Friday, March 6, 2015

Good Students Aren’t Always Good Scholars

Just because you pass all your tests and get awesome grades on your papers and kill it in class discussion does not mean you automatically have what it takes to be a good scholar. Good students try hard, they listen to directions, and they meet expectations put on them. Good scholars, on the other hand, set their own expectations and are propelled by their own sense of urgency and curiosity. This entrepreneurial spirit is a must by the time you graduate from a Ph.D. program, and you should really try to embrace this spirit earlier in your scholarly training.

Graduate School is Not an Extension of Undergraduate Education Many people make the faulty assumption that a master’s degree is just an advanced bachelor’s degree, and that a doctorate is just an extension of a master’s degree. Yes, some professional master’s degrees are set up this way, with just another year or two of prescribed course work beyond the bachelor’s, but any serious academic master’s degree involves some amount of self-starting and some kind of final capstone accomplishment. These master’s programs may leave many of the courses up to your choosing, requiring you to craft your own unique program of study that meets your needs, and they also usually require comprehensive exams, a final project, and/or a traditional thesis at the end. These two qualities are what make a master’s program a scholar endeavor and not a student endeavor. And it’s this entrepreneurial spirit that is the reason many master’s programs require some evidence of maturity (often a year or two in the working world or some other evidence of research experience as an undergrad) before admitting students.

Doctoral programs are even more entrepreneurial than master’s degrees. Yes, they almost always involve formal course work, but nearly every Ph.D. leaves much of that course work up to the student’s design. And just about every Ph.D. program culminates in a comprehensive exam process and a dissertation. There is basically no way you can get through a Ph.D. without being an entrepreneur. You can’t get a Ph.D. if you still see yourself as a student (in the undergrad sense).

Grades Don’t Matter For the record, no one in a master’s or Ph.D. program cares what your GPA is. One reason is that graduate grades may not even be on the same letter scale or grade point scale. Graduate grades at UNC, for instance, are H (high pass), P (pass), L (low pass), and F (fail). Hs are rare, Ls put you in danger of being kicked out of the program, and Fs will certainly get you kicked out of the program. Basically, you’re supposed to pass in a graduate program – you’re supposed to master the objectives. This is a very different system than A, B, C, etc. It assumes that you’re there to become competent in some topic and grow beyond that to where you can become a producer of knowledge.

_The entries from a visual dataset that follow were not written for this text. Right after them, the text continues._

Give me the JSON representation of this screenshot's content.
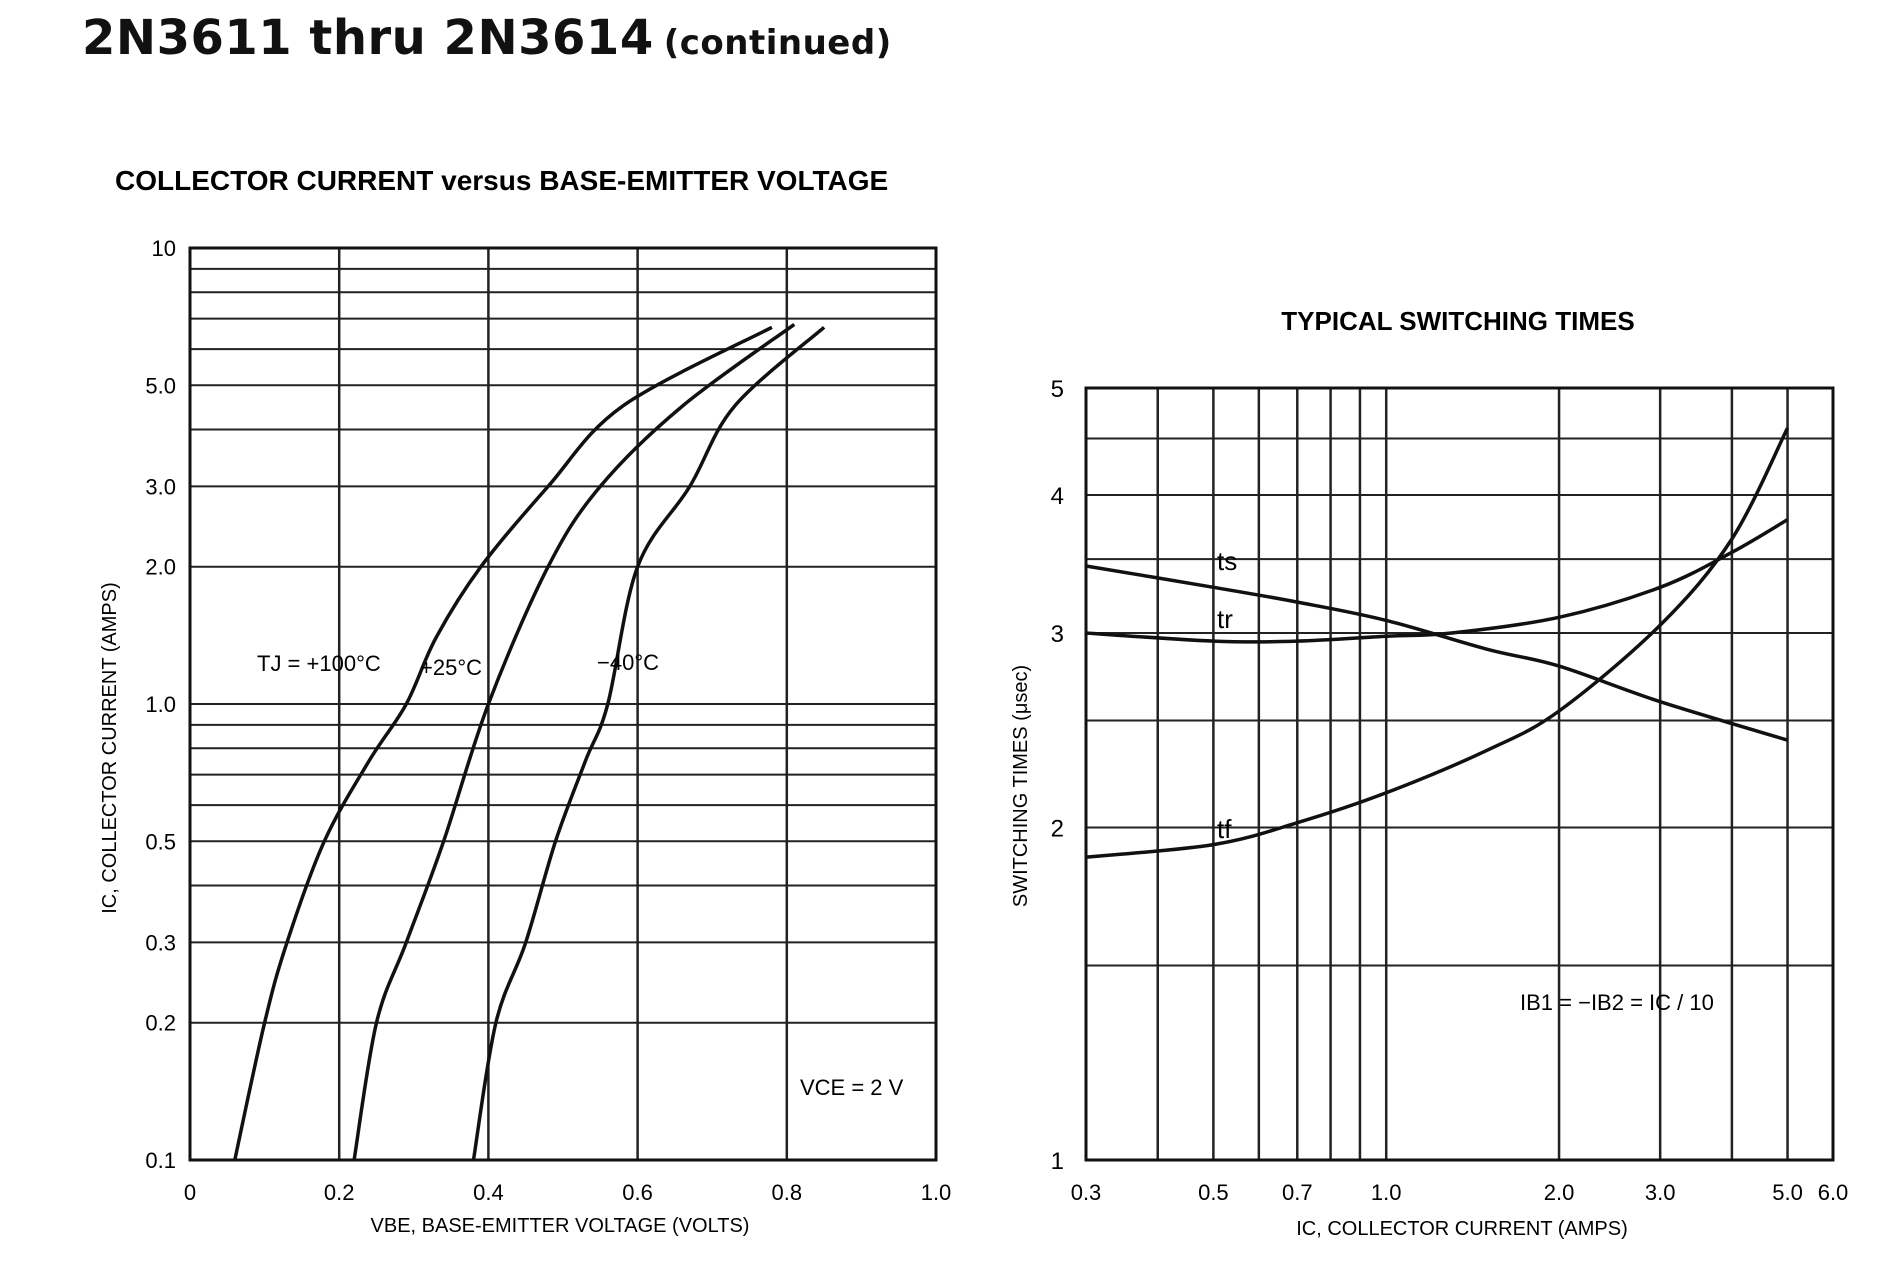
{
  "page": {
    "title": "2N3611 thru 2N3614",
    "title_suffix": "(continued)"
  },
  "chart_data": [
    {
      "type": "line",
      "title": "COLLECTOR CURRENT versus BASE-EMITTER VOLTAGE",
      "xlabel": "VBE, BASE-EMITTER VOLTAGE (VOLTS)",
      "ylabel": "IC, COLLECTOR CURRENT (AMPS)",
      "x_scale": "linear",
      "y_scale": "log",
      "xlim": [
        0,
        1.0
      ],
      "ylim": [
        0.1,
        10
      ],
      "x_ticks": [
        0,
        0.2,
        0.4,
        0.6,
        0.8,
        1.0
      ],
      "x_tick_labels": [
        "0",
        "0.2",
        "0.4",
        "0.6",
        "0.8",
        "1.0"
      ],
      "y_ticks": [
        0.1,
        0.2,
        0.3,
        0.5,
        1.0,
        2.0,
        3.0,
        5.0,
        10
      ],
      "y_tick_labels": [
        "0.1",
        "0.2",
        "0.3",
        "0.5",
        "1.0",
        "2.0",
        "3.0",
        "5.0",
        "10"
      ],
      "grid": true,
      "annotations": {
        "condition": "VCE = 2 V"
      },
      "series": [
        {
          "name": "TJ = +100°C",
          "points": [
            [
              0.06,
              0.1
            ],
            [
              0.1,
              0.2
            ],
            [
              0.13,
              0.3
            ],
            [
              0.18,
              0.5
            ],
            [
              0.24,
              0.75
            ],
            [
              0.29,
              1.0
            ],
            [
              0.33,
              1.4
            ],
            [
              0.39,
              2.0
            ],
            [
              0.48,
              3.0
            ],
            [
              0.58,
              4.5
            ],
            [
              0.78,
              6.7
            ]
          ]
        },
        {
          "name": "+25°C",
          "points": [
            [
              0.22,
              0.1
            ],
            [
              0.25,
              0.2
            ],
            [
              0.29,
              0.3
            ],
            [
              0.34,
              0.5
            ],
            [
              0.4,
              1.0
            ],
            [
              0.48,
              2.0
            ],
            [
              0.55,
              3.0
            ],
            [
              0.66,
              4.5
            ],
            [
              0.81,
              6.8
            ]
          ]
        },
        {
          "name": "-40°C",
          "points": [
            [
              0.38,
              0.1
            ],
            [
              0.41,
              0.2
            ],
            [
              0.45,
              0.3
            ],
            [
              0.49,
              0.5
            ],
            [
              0.53,
              0.75
            ],
            [
              0.56,
              1.0
            ],
            [
              0.6,
              2.0
            ],
            [
              0.67,
              3.0
            ],
            [
              0.73,
              4.5
            ],
            [
              0.85,
              6.7
            ]
          ]
        }
      ],
      "labels": {
        "t100": "TJ = +100°C",
        "t25": "+25°C",
        "tm40": "−40°C"
      }
    },
    {
      "type": "line",
      "title": "TYPICAL SWITCHING TIMES",
      "xlabel": "IC, COLLECTOR CURRENT (AMPS)",
      "ylabel": "SWITCHING TIMES (μsec)",
      "x_scale": "log",
      "y_scale": "log",
      "xlim": [
        0.3,
        6.0
      ],
      "ylim": [
        1,
        5
      ],
      "x_ticks": [
        0.3,
        0.5,
        0.7,
        1.0,
        2.0,
        3.0,
        5.0,
        6.0
      ],
      "x_tick_labels": [
        "0.3",
        "0.5",
        "0.7",
        "1.0",
        "2.0",
        "3.0",
        "5.0",
        "6.0"
      ],
      "y_ticks": [
        1,
        2,
        3,
        4,
        5
      ],
      "y_tick_labels": [
        "1",
        "2",
        "3",
        "4",
        "5"
      ],
      "grid": true,
      "annotations": {
        "condition": "IB1 = −IB2 = IC / 10"
      },
      "series": [
        {
          "name": "ts",
          "points": [
            [
              0.3,
              3.45
            ],
            [
              0.5,
              3.3
            ],
            [
              0.7,
              3.2
            ],
            [
              1.0,
              3.08
            ],
            [
              1.5,
              2.9
            ],
            [
              2.0,
              2.8
            ],
            [
              3.0,
              2.6
            ],
            [
              5.0,
              2.4
            ]
          ]
        },
        {
          "name": "tr",
          "points": [
            [
              0.3,
              3.0
            ],
            [
              0.5,
              2.95
            ],
            [
              0.7,
              2.95
            ],
            [
              1.0,
              2.98
            ],
            [
              1.3,
              3.0
            ],
            [
              2.0,
              3.1
            ],
            [
              3.0,
              3.3
            ],
            [
              4.0,
              3.55
            ],
            [
              5.0,
              3.8
            ]
          ]
        },
        {
          "name": "tf",
          "points": [
            [
              0.3,
              1.88
            ],
            [
              0.5,
              1.93
            ],
            [
              0.7,
              2.02
            ],
            [
              1.0,
              2.15
            ],
            [
              1.5,
              2.35
            ],
            [
              2.0,
              2.55
            ],
            [
              3.0,
              3.05
            ],
            [
              4.0,
              3.65
            ],
            [
              5.0,
              4.6
            ]
          ]
        }
      ],
      "labels": {
        "ts": "ts",
        "tr": "tr",
        "tf": "tf"
      }
    }
  ]
}
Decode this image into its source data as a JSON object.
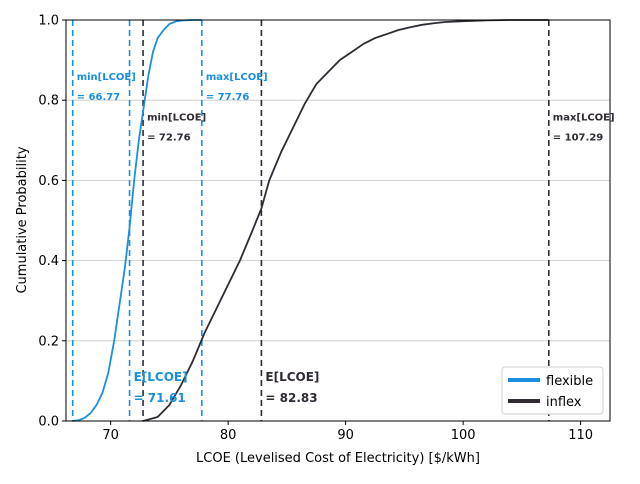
{
  "chart_data": {
    "type": "line",
    "title": "",
    "xlabel": "LCOE (Levelised Cost of Electricity) [$/kWh]",
    "ylabel": "Cumulative Probability",
    "xlim": [
      66.2,
      112.5
    ],
    "ylim": [
      0,
      1
    ],
    "xticks": [
      "70",
      "80",
      "90",
      "100",
      "110"
    ],
    "xtick_values": [
      70,
      80,
      90,
      100,
      110
    ],
    "yticks": [
      "0.0",
      "0.2",
      "0.4",
      "0.6",
      "0.8",
      "1.0"
    ],
    "ytick_values": [
      0,
      0.2,
      0.4,
      0.6,
      0.8,
      1.0
    ],
    "grid": "horizontal",
    "legend": {
      "placement": "lower-right",
      "entries": [
        "flexible",
        "inflex"
      ]
    },
    "colors": {
      "flexible": "#1a8fdf",
      "inflex": "#302a35",
      "grid": "#c8c8c8"
    },
    "series": [
      {
        "name": "flexible",
        "x": [
          66.77,
          67.3,
          67.8,
          68.3,
          68.8,
          69.3,
          69.8,
          70.3,
          70.8,
          71.2,
          71.6,
          72.0,
          72.4,
          72.8,
          73.2,
          73.6,
          74.0,
          74.5,
          75.0,
          75.6,
          76.2,
          77.0,
          77.76
        ],
        "y": [
          0.0,
          0.002,
          0.008,
          0.02,
          0.04,
          0.07,
          0.12,
          0.2,
          0.3,
          0.38,
          0.48,
          0.6,
          0.7,
          0.78,
          0.86,
          0.92,
          0.955,
          0.975,
          0.99,
          0.997,
          0.999,
          1.0,
          1.0
        ]
      },
      {
        "name": "inflex",
        "x": [
          72.76,
          74.0,
          75.0,
          76.0,
          77.0,
          78.0,
          79.0,
          80.0,
          81.0,
          82.0,
          82.83,
          83.5,
          84.5,
          85.5,
          86.5,
          87.5,
          88.5,
          89.5,
          90.5,
          91.5,
          92.5,
          93.5,
          94.5,
          95.5,
          96.5,
          97.5,
          98.5,
          100.0,
          102.0,
          104.0,
          106.0,
          107.29
        ],
        "y": [
          0.0,
          0.01,
          0.04,
          0.09,
          0.15,
          0.22,
          0.28,
          0.34,
          0.4,
          0.47,
          0.53,
          0.6,
          0.67,
          0.73,
          0.79,
          0.84,
          0.87,
          0.9,
          0.92,
          0.94,
          0.955,
          0.965,
          0.975,
          0.982,
          0.988,
          0.992,
          0.995,
          0.997,
          0.999,
          1.0,
          1.0,
          1.0
        ]
      }
    ],
    "vlines": [
      {
        "series": "flexible",
        "x": 66.77,
        "label1": "min[LCOE]",
        "label2": "= 66.77",
        "label_y": 0.85
      },
      {
        "series": "flexible",
        "x": 71.61,
        "label1": "E[LCOE]",
        "label2": "= 71.61",
        "label_y": 0.1
      },
      {
        "series": "flexible",
        "x": 77.76,
        "label1": "max[LCOE]",
        "label2": "= 77.76",
        "label_y": 0.85
      },
      {
        "series": "inflex",
        "x": 72.76,
        "label1": "min[LCOE]",
        "label2": "= 72.76",
        "label_y": 0.75
      },
      {
        "series": "inflex",
        "x": 82.83,
        "label1": "E[LCOE]",
        "label2": "= 82.83",
        "label_y": 0.1
      },
      {
        "series": "inflex",
        "x": 107.29,
        "label1": "max[LCOE]",
        "label2": "= 107.29",
        "label_y": 0.75
      }
    ]
  }
}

This also means that graduate grades are, when calculated numerically for transcripts, quite inflated. If making a B means you’re not doing well in the program (as was the case at Utah), then that means everyone who’s still in the program has a brilliant GPA. The point is: who cares what your GPA in graduate school was? Just leave it off your CV and focus on what you’re going to do with your course work later on rather than focus on making straight as in your graduate course work. Think broadly about the application of your knowledge and you’ll end up with awesome grades anyway.